The NHS is facing the "biggest pressure in its history" from a backlog potentially twice as big as previously feared, Matt Hancock has warned.
On Thursday, the Health Secretary told hospitals to brace for a flood of up to 12.2 million people in need of elective procedures such as hip, knee and eye operations. This includes 5.1 million patients currently on waiting lists.
Health bosses believe there could be a further 7.1 million who stayed away during the Covid pandemic but who will come forward demanding treatment, Mr Hancock revealed.
He said that even with the NHS "running at 100 per cent", coping with this total would be the greatest challenge the service had yet encountered.
"I’m totally open about the fact that we fully expect the formally declared backlog to rise because there is another backlog out there – it just isn’t in the numbers," he told the NHS Confederation conference.
Waiting lists could take years to clear
NHS leaders have already warned that it could take five years to clear the total of patients currently on waiting lists and those who have so far delayed seeking help due to the pandemic.
It means people could wait years for procedures that would normally be carried out in a matter of months.

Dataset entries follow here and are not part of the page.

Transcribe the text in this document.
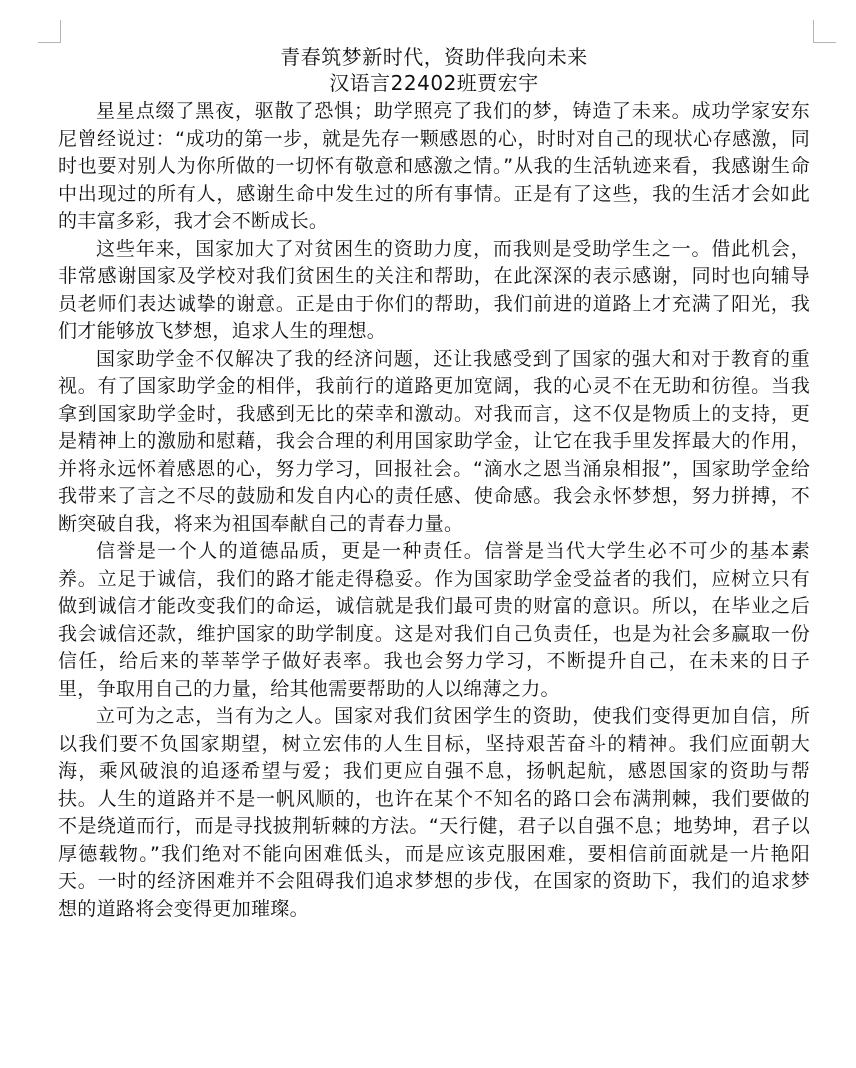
青春筑梦新时代，资助伴我向未来
汉语言22402班贾宏宇

星星点缀了黑夜，驱散了恐惧；助学照亮了我们的梦，铸造了未来。成功学家安东尼曾经说过：“成功的第一步，就是先存一颗感恩的心，时时对自己的现状心存感激，同时也要对别人为你所做的一切怀有敬意和感激之情。”从我的生活轨迹来看，我感谢生命中出现过的所有人，感谢生命中发生过的所有事情。正是有了这些，我的生活才会如此的丰富多彩，我才会不断成长。

这些年来，国家加大了对贫困生的资助力度，而我则是受助学生之一。借此机会，非常感谢国家及学校对我们贫困生的关注和帮助，在此深深的表示感谢，同时也向辅导员老师们表达诚挚的谢意。正是由于你们的帮助，我们前进的道路上才充满了阳光，我们才能够放飞梦想，追求人生的理想。

国家助学金不仅解决了我的经济问题，还让我感受到了国家的强大和对于教育的重视。有了国家助学金的相伴，我前行的道路更加宽阔，我的心灵不在无助和彷徨。当我拿到国家助学金时，我感到无比的荣幸和激动。对我而言，这不仅是物质上的支持，更是精神上的激励和慰藉，我会合理的利用国家助学金，让它在我手里发挥最大的作用，并将永远怀着感恩的心，努力学习，回报社会。“滴水之恩当涌泉相报”，国家助学金给我带来了言之不尽的鼓励和发自内心的责任感、使命感。我会永怀梦想，努力拼搏，不断突破自我，将来为祖国奉献自己的青春力量。

信誉是一个人的道德品质，更是一种责任。信誉是当代大学生必不可少的基本素养。立足于诚信，我们的路才能走得稳妥。作为国家助学金受益者的我们，应树立只有做到诚信才能改变我们的命运，诚信就是我们最可贵的财富的意识。所以，在毕业之后我会诚信还款，维护国家的助学制度。这是对我们自己负责任，也是为社会多赢取一份信任，给后来的莘莘学子做好表率。我也会努力学习，不断提升自己，在未来的日子里，争取用自己的力量，给其他需要帮助的人以绵薄之力。

立可为之志，当有为之人。国家对我们贫困学生的资助，使我们变得更加自信，所以我们要不负国家期望，树立宏伟的人生目标，坚持艰苦奋斗的精神。我们应面朝大海，乘风破浪的追逐希望与爱；我们更应自强不息，扬帆起航，感恩国家的资助与帮扶。人生的道路并不是一帆风顺的，也许在某个不知名的路口会布满荆棘，我们要做的不是绕道而行，而是寻找披荆斩棘的方法。“天行健，君子以自强不息；地势坤，君子以厚德载物。”我们绝对不能向困难低头，而是应该克服困难，要相信前面就是一片艳阳天。一时的经济困难并不会阻碍我们追求梦想的步伐，在国家的资助下，我们的追求梦想的道路将会变得更加璀璨。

Mr Hancock said the list of patients currently waiting over a year for treatment had recently gone down but warned: "We can all see demand returning and our emergency departments filling up. We know that there are already 5.1 million people in England waiting for care at this moment.
"We know the 5.1 million doesn’t yet include the returning demand of people who have not come forward for care during the pandemic but are now regaining the confidence to approach the NHS.
"Even with the system running at 100 per cent, even with everybody working incredibly hard for that demand comes back, we would have the biggest pressure on the NHS in its history."
The NHS has recruited more than 5,600 extra doctors and 10,800 nurses since last March in a bid to cope with the extra demand. Meanwhile in March the Government pledged a further £7 billion in funding.
The comments come amid the row sparked by Dominic Cummings over Mr Hancock’s performance during the early weeks of the pandemic.
Boris Johnson’s former chief adviser said the health secretary should be sacked for "lying" that the NHS was open to all who needed it. Numerous patient groups have since rejected that assertion.
Speaking at the same conference on Thursday, Prof Chris Whitty, England’s chief medical officer, said the current wave of cases would "definitely translate into further hospitalisations".
He added that because there was minimal flu last winter it will be back this winter "unless the Covid situation is so bad that everybody has started to go back to essentially minimising their social contacts again".
"So either we will have a very significant Covid surge, people will minimise their contacts and we will have less respiratory viruses, or people will be back to a more normal life, there will be some Covid but on top of that we will go back to having a flu surge, an RSV surge in children, and so on," he said.